I recently learnt that Dr Dobbs Journal is no more, having just become a sub-section of Network World.
This prompted me to go pick up the article code ZIPs from the old web-site to trawl for any useful bits.
I pointed my Getright Browser Tool at - ftp://66.77.27.238/sourcecode/ddj/ and downloaded the lot (1.31GB of zip files) while it is still there.
Amongst the goodies I found that I had downloaded a zipped image for a Ubuntu Dot.Net Development virtual machine.
I put this Zip and the FREE VMPlayer from VMWare onto an old 786MB / 40GB / AGP video Pentium PC running fully up-to-date XP SP3.
Honestly, there are probably better machines hardware-wise put out for recycle at the side of the road.
I unpacked the 1GB ZIP which became about 11GB on account of a 10GB disk image in there.
I installed and ran the VMPlayer and was happy to see that it actually ran OK on such a low-spec machine and handled the wireless 11n NIC OK.
I tried to run the Ubuntu virtual machine but if failed as it was created to run as a 2-CPU machine though luckily only with 512MB RAM.
I changed the VM settings (so easy that the cat could do it) to 1 CPU and away it went.
Then VMPlayer announced that my Linux VMWare Toolkit was out of date and offered to fix it up while I was still using the Ubuntu VM.

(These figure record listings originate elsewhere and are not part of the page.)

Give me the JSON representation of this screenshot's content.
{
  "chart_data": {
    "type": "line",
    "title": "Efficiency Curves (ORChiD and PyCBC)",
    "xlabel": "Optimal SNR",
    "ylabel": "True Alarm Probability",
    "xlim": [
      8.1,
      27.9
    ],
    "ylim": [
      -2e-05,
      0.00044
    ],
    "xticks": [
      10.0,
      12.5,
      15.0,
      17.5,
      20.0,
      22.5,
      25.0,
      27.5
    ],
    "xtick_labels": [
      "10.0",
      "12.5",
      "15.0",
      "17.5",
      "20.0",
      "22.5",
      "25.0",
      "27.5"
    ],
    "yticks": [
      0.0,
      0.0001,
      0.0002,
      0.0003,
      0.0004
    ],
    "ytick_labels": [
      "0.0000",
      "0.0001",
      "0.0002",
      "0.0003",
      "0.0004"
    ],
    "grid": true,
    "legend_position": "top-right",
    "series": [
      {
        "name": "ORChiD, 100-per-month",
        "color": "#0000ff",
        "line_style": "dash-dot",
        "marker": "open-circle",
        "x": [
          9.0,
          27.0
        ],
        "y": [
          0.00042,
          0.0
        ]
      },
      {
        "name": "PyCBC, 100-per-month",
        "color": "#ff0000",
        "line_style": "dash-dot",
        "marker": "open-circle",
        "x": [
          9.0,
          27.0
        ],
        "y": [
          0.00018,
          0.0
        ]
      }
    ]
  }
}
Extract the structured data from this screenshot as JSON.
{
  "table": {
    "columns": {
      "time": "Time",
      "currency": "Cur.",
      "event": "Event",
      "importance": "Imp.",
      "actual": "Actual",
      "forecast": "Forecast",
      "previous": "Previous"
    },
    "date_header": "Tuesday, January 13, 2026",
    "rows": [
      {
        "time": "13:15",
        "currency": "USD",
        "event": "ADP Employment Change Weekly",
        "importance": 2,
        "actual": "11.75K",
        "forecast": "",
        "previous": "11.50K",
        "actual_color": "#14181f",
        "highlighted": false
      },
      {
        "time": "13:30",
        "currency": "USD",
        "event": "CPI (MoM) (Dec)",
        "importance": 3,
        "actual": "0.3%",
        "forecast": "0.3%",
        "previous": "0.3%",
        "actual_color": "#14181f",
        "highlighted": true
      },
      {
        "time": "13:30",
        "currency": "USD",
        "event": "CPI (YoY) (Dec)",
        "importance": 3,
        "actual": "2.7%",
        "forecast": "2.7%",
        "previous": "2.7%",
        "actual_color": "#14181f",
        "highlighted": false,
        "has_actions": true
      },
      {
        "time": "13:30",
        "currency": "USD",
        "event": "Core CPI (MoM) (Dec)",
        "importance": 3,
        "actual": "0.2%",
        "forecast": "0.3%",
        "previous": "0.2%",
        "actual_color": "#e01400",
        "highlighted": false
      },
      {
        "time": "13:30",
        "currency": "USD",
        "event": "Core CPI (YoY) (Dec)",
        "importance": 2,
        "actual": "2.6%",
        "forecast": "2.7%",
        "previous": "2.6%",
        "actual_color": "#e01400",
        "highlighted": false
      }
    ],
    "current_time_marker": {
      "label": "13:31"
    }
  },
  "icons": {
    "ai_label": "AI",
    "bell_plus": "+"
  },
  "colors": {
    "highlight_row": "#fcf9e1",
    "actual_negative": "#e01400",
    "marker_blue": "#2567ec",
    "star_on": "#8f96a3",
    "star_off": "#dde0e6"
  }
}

I accepted and the tools were downloaded verified and mounted so that they suddenly appeared as a CD inside the Ubuntu VM, Impressive!
I opened the .tar.gz tools archive file on the CD and dragged the contents to my home/user directory and they were uneventfully extracted.
I then ran the enclosed .pl install script and voila, my Ubuntu virtual machine is all updated with the latest VMWare tools.
Now I can play with Ubuntu Dot.Net development any time I want without having another old PC hanging around.
Actually, I’m tempted to get VM Workstation and make a VM of the old XP machine so that I can run IT under Windows 7 in the future.
And NO I won’t even try and run Ubuntu in VMWare in the virtual XP machine, I’ll make a separate Ubuntu machine. :-)
So, two take-aways from this –
- Getting a hands-on taste of Virtualisation is cheap and easy, and…
- You don’t need a high-end machine to experiment on (and get some Virtualisation experience you can claim when job-hunting).